= Eötvös rule =

Temperature dependence of the surface tension of benzene

The Eötvös rule, named after the Hungarian physicist Loránd (Roland) Eötvös (1848–1919) enables the prediction of the surface tension of an arbitrary liquid pure substance at all temperatures. The density, molar mass and the critical temperature of the liquid have to be known. At the critical point the surface tension is zero.

The first assumption of the Eötvös rule is:

1. The surface tension is a linear function of the temperature.
This assumption is approximately fulfilled for most known liquids. When plotting the surface tension versus the temperature a fairly straight line can be seen which has a surface tension of zero at the critical temperature.

The Eötvös rule also gives a relation of the surface tension behaviour of different liquids in respect to each other:

2. The temperature dependence of the surface tension can be plotted for all liquids in a way that the data collapses to a single master curve. To do so either the molar mass, the density, or the molar volume of the corresponding liquid has to be known.

More accurate versions are found on the main page for surface tension.

== The Eötvös rule ==

If V is the molar volume and T_{c} the critical temperature of a liquid the surface tension γ is given by
$\gamma V^{2/3} = k(T_c - T)\,$
where k is a constant valid for all liquids, with a value of 2.1×10^{−7} J/(K·mol^{2/3}).

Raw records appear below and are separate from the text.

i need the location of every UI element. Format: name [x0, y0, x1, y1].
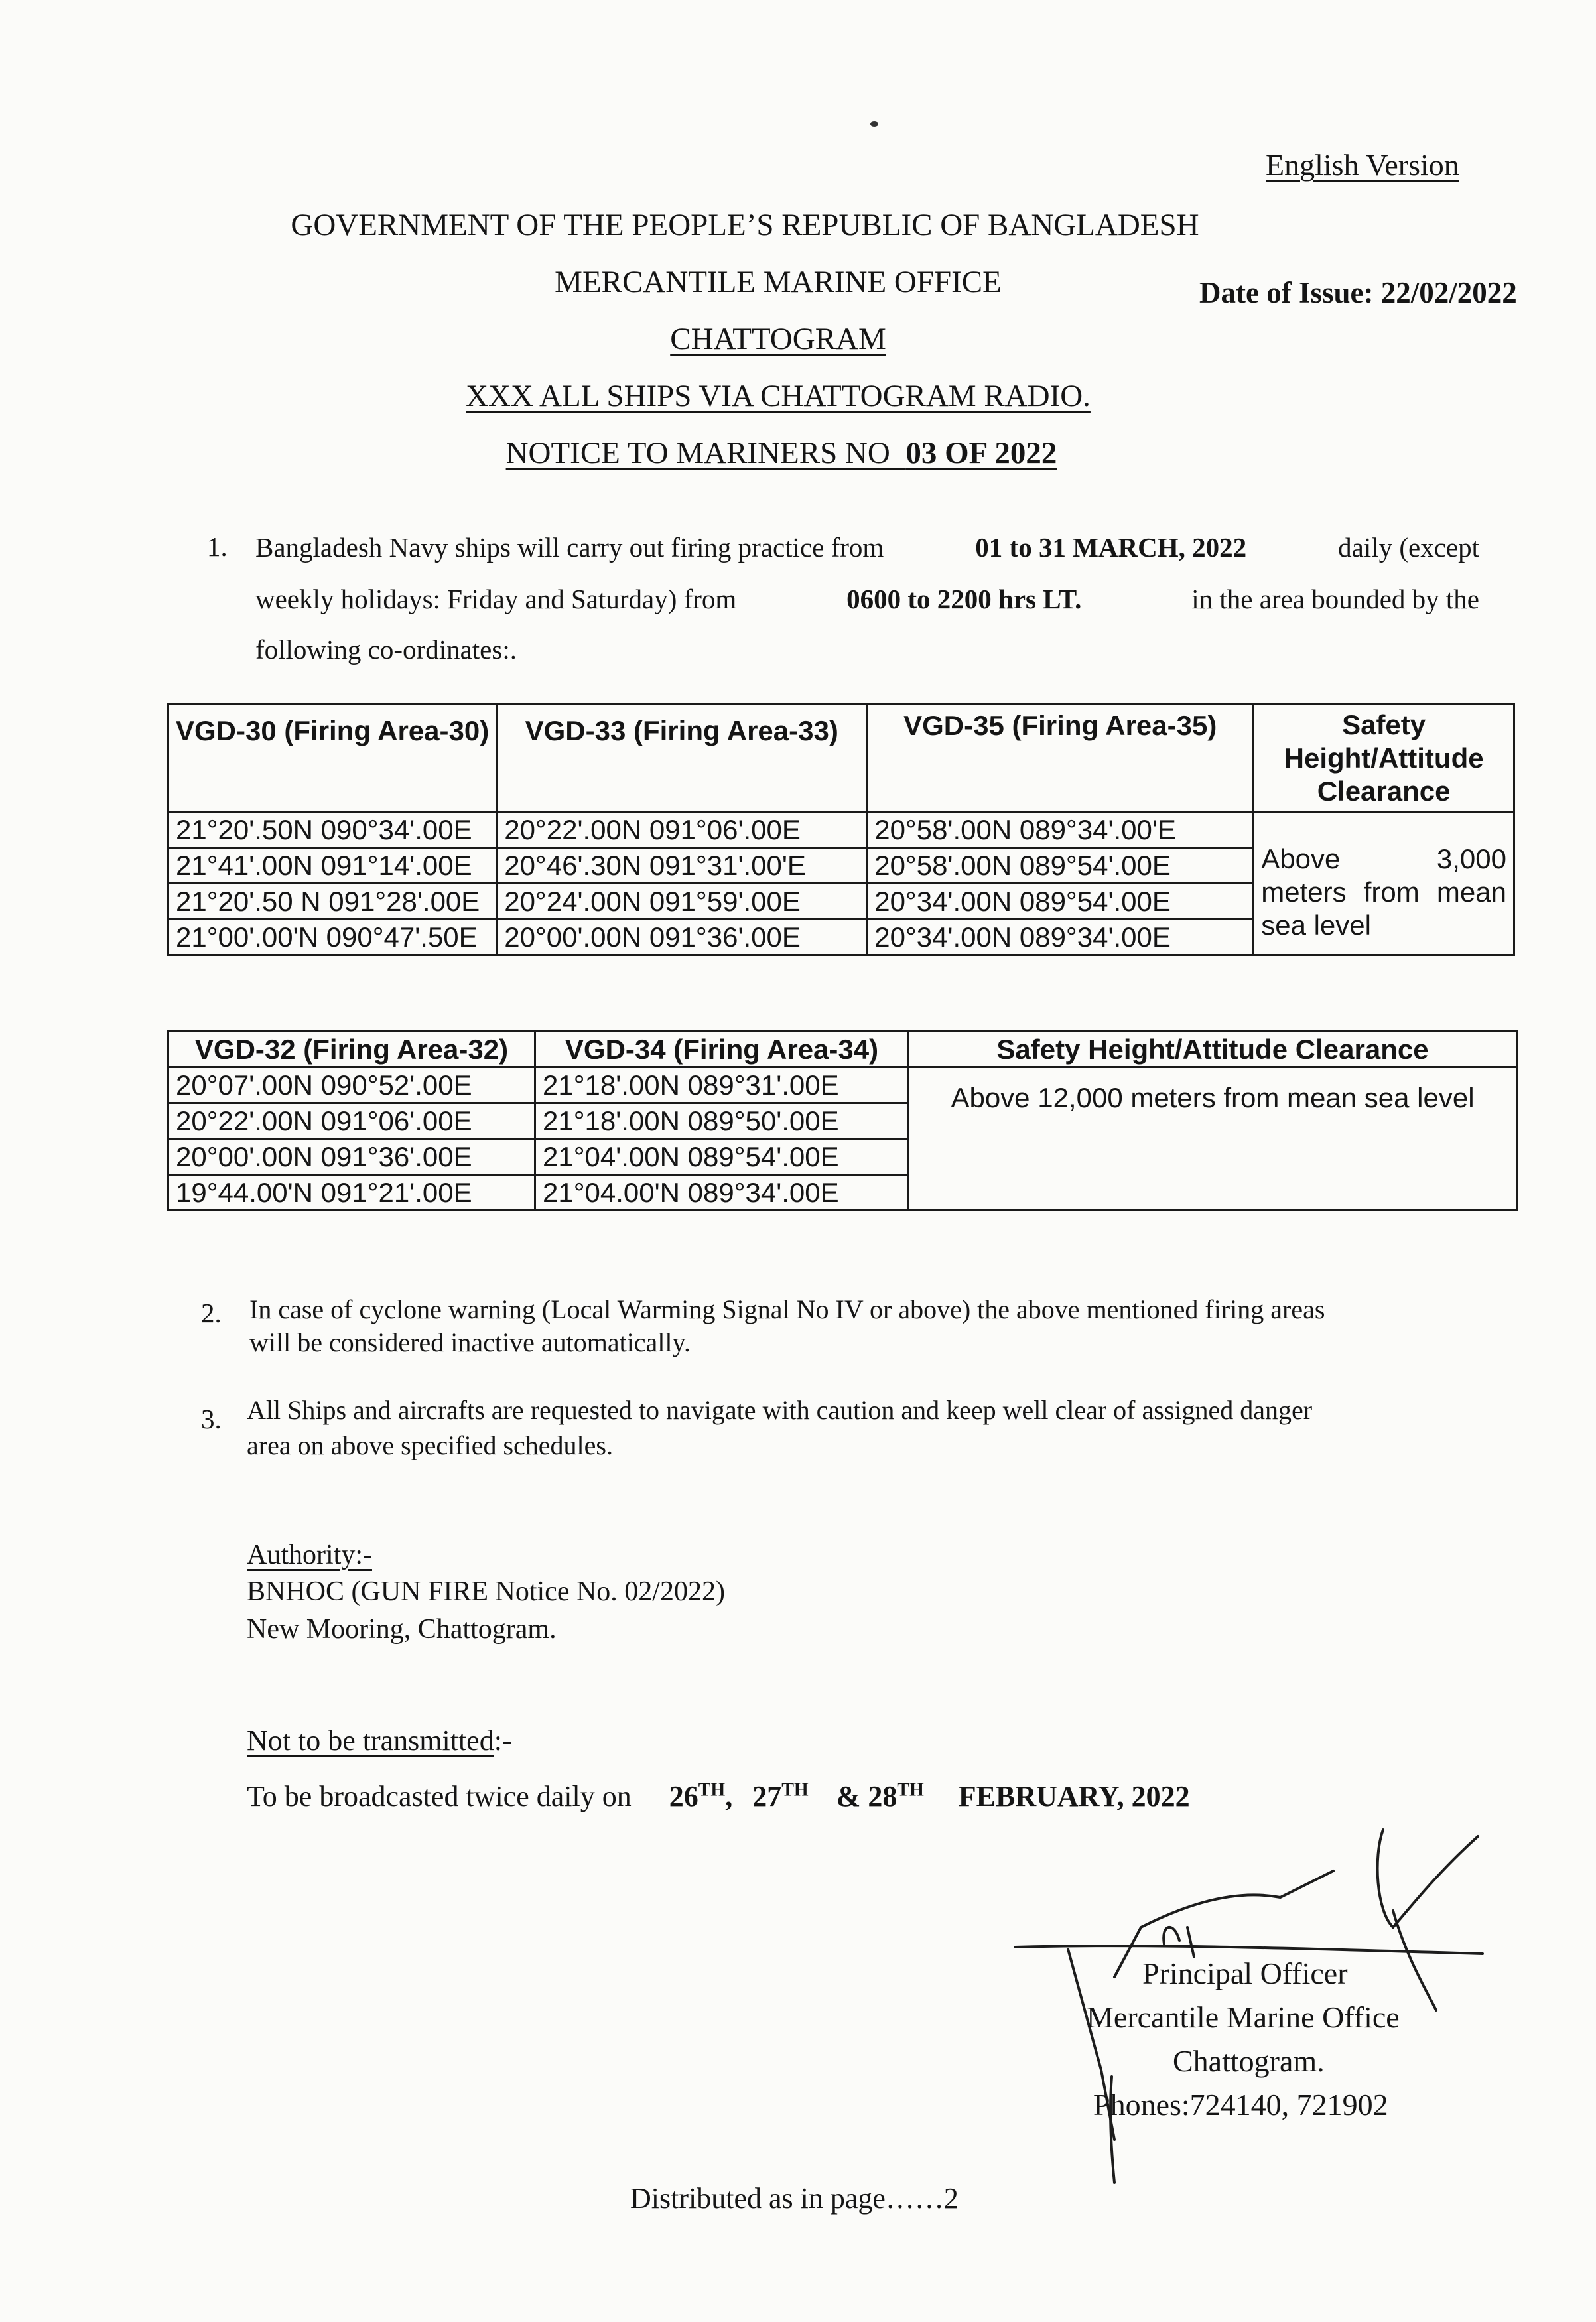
table1-header-clearance: Safety Height/Attitude Clearance: [1254, 705, 1514, 812]
signature-phones: Phones:724140, 721902: [1093, 2088, 1388, 2122]
table-cell: 21°20'.50 N 091°28'.00E: [168, 884, 497, 920]
para3-number: 3.: [201, 1404, 222, 1434]
table2-header: VGD-32 (Firing Area-32): [168, 1032, 535, 1067]
para2-number: 2.: [201, 1298, 222, 1328]
table-cell: 21°18'.00N 089°50'.00E: [535, 1103, 909, 1139]
transmission-label-suffix: :-: [494, 1724, 512, 1757]
para1-line3: following co-ordinates:.: [255, 634, 517, 665]
para1-text: Bangladesh Navy ships will carry out firing practice from: [255, 532, 884, 563]
header-recipients: XXX ALL SHIPS VIA CHATTOGRAM RADIO.: [466, 379, 1091, 413]
scan-mark: [870, 121, 878, 127]
broadcast-day-1: 26TH: [669, 1779, 726, 1812]
notice-number: 03 OF 2022: [905, 436, 1057, 470]
para2-line2: will be considered inactive automatically.: [249, 1328, 691, 1357]
table-cell: 20°34'.00N 089°34'.00E: [867, 920, 1254, 955]
header-government: GOVERNMENT OF THE PEOPLE’S REPUBLIC OF BANGLADESH: [291, 208, 1199, 242]
header-city: CHATTOGRAM: [670, 322, 886, 356]
table-cell: 20°58'.00N 089°54'.00E: [867, 848, 1254, 884]
para3-line2: area on above specified schedules.: [247, 1430, 613, 1460]
issue-date: Date of Issue: 22/02/2022: [1199, 276, 1517, 309]
table1-header: VGD-35 (Firing Area-35): [867, 705, 1254, 812]
table-cell: 20°07'.00N 090°52'.00E: [168, 1067, 535, 1103]
para2-line1: In case of cyclone warning (Local Warming Signal No IV or above) the above mentioned firing areas: [249, 1294, 1325, 1324]
table1-header: VGD-30 (Firing Area-30): [168, 705, 497, 812]
para1-number: 1.: [207, 531, 228, 562]
broadcast-month: FEBRUARY, 2022: [958, 1780, 1190, 1812]
distribution-note: Distributed as in page……2: [630, 2182, 959, 2215]
table-cell: 21°20'.50N 090°34'.00E: [168, 812, 497, 848]
para1-text: weekly holidays: Friday and Saturday) from: [255, 584, 737, 614]
table-cell: 21°18'.00N 089°31'.00E: [535, 1067, 909, 1103]
signature-office: Mercantile Marine Office: [1087, 2000, 1400, 2034]
version-label: English Version: [1266, 148, 1459, 182]
table2-header-clearance: Safety Height/Attitude Clearance: [909, 1032, 1517, 1067]
notice-title-prefix: NOTICE TO MARINERS NO: [505, 436, 890, 470]
para1-hours: 0600 to 2200 hrs LT.: [846, 584, 1082, 614]
authority-line2: New Mooring, Chattogram.: [247, 1614, 557, 1645]
signature-title: Principal Officer: [1142, 1956, 1348, 1990]
broadcast-day-2: 27TH: [752, 1779, 809, 1812]
table-cell: 20°46'.30N 091°31'.00'E: [497, 848, 867, 884]
signature-city: Chattogram.: [1173, 2044, 1325, 2078]
para1-text: in the area bounded by the: [1191, 584, 1479, 614]
table-cell: 21°41'.00N 091°14'.00E: [168, 848, 497, 884]
broadcast-day-3: 28TH: [868, 1779, 924, 1812]
para1-dates: 01 to 31 MARCH, 2022: [975, 532, 1247, 563]
table-cell: 19°44.00'N 091°21'.00E: [168, 1175, 535, 1211]
broadcast-prefix: To be broadcasted twice daily on: [247, 1780, 632, 1812]
transmission-label-text: Not to be transmitted: [247, 1724, 494, 1757]
table-cell: 20°34'.00N 089°54'.00E: [867, 884, 1254, 920]
para1-text: daily (except: [1338, 532, 1479, 563]
table-cell: 21°04'.00N 089°54'.00E: [535, 1139, 909, 1175]
authority-label: Authority:-: [247, 1540, 372, 1570]
table-cell: 21°00'.00'N 090°47'.50E: [168, 920, 497, 955]
table-cell: 20°22'.00N 091°06'.00E: [497, 812, 867, 848]
broadcast-separator: ,: [725, 1780, 733, 1812]
table2-clearance: Above 12,000 meters from mean sea level: [909, 1067, 1517, 1211]
table-cell: 21°04.00'N 089°34'.00E: [535, 1175, 909, 1211]
table-cell: 20°00'.00N 091°36'.00E: [168, 1139, 535, 1175]
authority-line1: BNHOC (GUN FIRE Notice No. 02/2022): [247, 1576, 725, 1607]
table1-header: VGD-33 (Firing Area-33): [497, 705, 867, 812]
table-cell: 20°00'.00N 091°36'.00E: [497, 920, 867, 955]
broadcast-ampersand: &: [836, 1780, 861, 1812]
table-cell: 20°22'.00N 091°06'.00E: [168, 1103, 535, 1139]
para3-line1: All Ships and aircrafts are requested to navigate with caution and keep well clear of assigned danger: [247, 1395, 1313, 1425]
table-cell: 20°58'.00N 089°34'.00'E: [867, 812, 1254, 848]
header-office: MERCANTILE MARINE OFFICE: [555, 265, 1002, 299]
table1-clearance: Above 3,000 meters from mean sea level: [1254, 812, 1514, 955]
table-cell: 20°24'.00N 091°59'.00E: [497, 884, 867, 920]
table2-header: VGD-34 (Firing Area-34): [535, 1032, 909, 1067]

More precise values can be gained when considering that the line normally passes the temperature axis 6 K before the critical point:

$\gamma V^{2/3} = k(T_c - 6 \ \mathrm{K} - T)\,$

The molar volume V is given by the molar mass M and the density ρ

$V = M / \rho\,$

The term $\gamma V^{2/3}$ is also referred to as the "molar surface tension" γ_{mol} :
$\gamma_{mol} = \gamma V^{2/3}\,$

A useful representation that prevents the use of the unit mol^{−2/3} is given by the Avogadro constant N_{A} :
$\gamma = k' \left( \frac{M}{\rho N_A} \right)^{-2/3}(T_c - 6 \ \mathrm{K} - T) = k' \left( \frac{N_A}{V} \right)^{2/3}(T_c - 6 \ \mathrm{K} - T)$

As John Lennard-Jones and Corner showed in 1940 by means of statistical mechanics the constant k′ is nearly equal to the Boltzmann constant.

=== Water ===
For water, the following equation is valid between 0 and 100 °C.
$\gamma = 0.07275 \ \mathrm{ N/m} \cdot (1-0.002 \cdot (T - 291 \ \mathrm{K}))$

== History ==

As a student, Eötvös started to research surface tension and developed a new method for its determination. The Eötvös rule was first found phenomenologically and published in 1886. In 1893 William Ramsay and Shields showed an improved version considering that the line normally passes the temperature axis 6 K before the critical point. John Lennard-Jones and Corner published (1940) a derivation of the equation by means of statistical mechanics. In 1945 E. A. Guggenheim gave a further improved variant of the equation.